The narrative surrounding the cryptocurrency market in 2025 is under scrutiny, particularly from Jeff Dorman, the chief investment officer at digital asset management firm Arca. In a recent post on X, Dorman puts a spotlight on the distinction between a genuine bull market and the current market dynamics, suggesting that only a limited number of significant tokens are driving the enthusiasm within the industry.

Dorman’s analysis highlights that a staggering “more than 75% of the tokens in our coverage universe are negative year-to-date,” with over half of these down by 40% or more this year. This decline raises concerns about the true health of the market and the sustainability of the current rally.

Interestingly, Dorman points out that some of the few tokens registering gains are often regarded as “complete nonsense coins” and memecoins, stating that they don’t attract serious investor interest. In contrast, well-established cryptocurrencies such as Bitcoin (BTC), Ethereum (ETH), Solana (SOL), and others have shown more resilient performance, gaining between 20% and 40% this year. Dorman compares this scenario to the traditional finance landscape, where large-cap stocks can thrive even as smaller stocks falter, stating, “This is the TradFi equivalent of the DJIA and GameStop having a good year, while small caps are -40%.”

While the concentration of gains among high-profile tokens may seem promising, Dorman emphasizes that such uneven performance could lead to a healthier market in the long run. He argues that broad rallies tend to create a sense of complacency among investors, while a more selective approach compels them to evaluate projects more critically. “Nothing good comes from an everything rally, because no one learns anything,” he states. This introspection forces investors to explore the fundamentals behind weaker projects and prompts the essential question: “How are you doing this?”

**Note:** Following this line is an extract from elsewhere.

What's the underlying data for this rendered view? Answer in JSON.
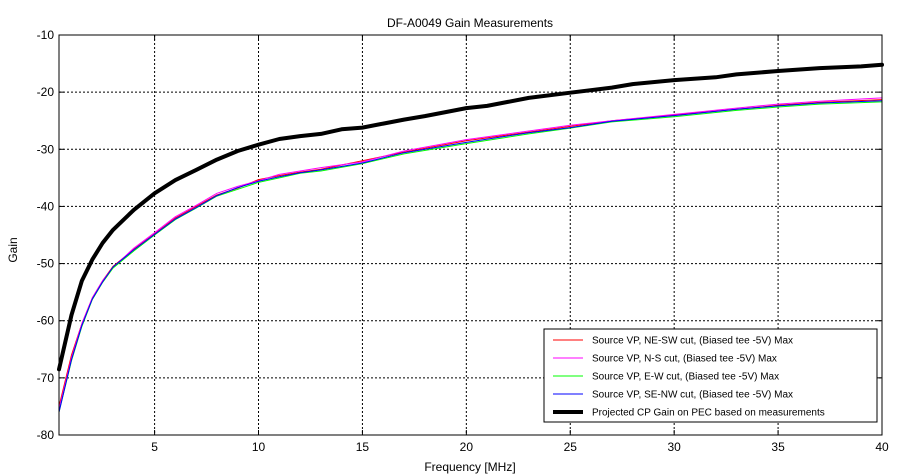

In Dorman’s view, the investment approach in 2025 differs markedly from past cycles; investors are advised to favor projects with concrete business frameworks rather than relying on momentum in altcoins. He asserts, “Own stocks and tokens that actually make money & buy back their own tokens with the profits,” marking a departure from the past strategy of investing in various tokens indiscriminately in hopes of quick returns.

Within this nuanced environment, certain categories of assets have emerged as winners. Dorman identifies tokens linked to exchange-traded funds or digital asset trusts, like BTC, ETH, and SOL, as well as crypto-centric equities, including prominent firms such as Circle, Galaxy Digital, Coinbase, and reputable miners like Iris Energy and TeraWulf.

He also mentions what he refers to as “U.S. government coins”—specifically XRP and Chainlink’s LINK—as noteworthy players in the current market landscape. Additionally, revenue-generating tokens that provide value back to their holders, such as Hyperliquid’s HYPE and Maple Finance’s MPL/SKY, are also standing out as relative successes.

Dorman previously suggested the concept of crypto “FAANG” stocks earlier this year, proposing the acronym “BACHELORS” for significant tokens. In his recent reflections, he has adapted this to “BARHEAPs,” incorporating emerging projects like PUMP, further emphasizing the evolving nature of the sector.

In closing, Dorman’s insights reveal that the cryptocurrency growth narrative in 2025 is far more complex than it appears at first glance. He warns against labeling the year a “bull market,” claiming it’s more akin to a narrow rally led by a few dominant players and select revenue-driven projects. “The reason this has been a hard bull market is because it’s barely even a good year for crypto, let alone a bull market,” he concludes, prompting a reconsideration of what constitutes a healthy and thriving cryptocurrency ecosystem.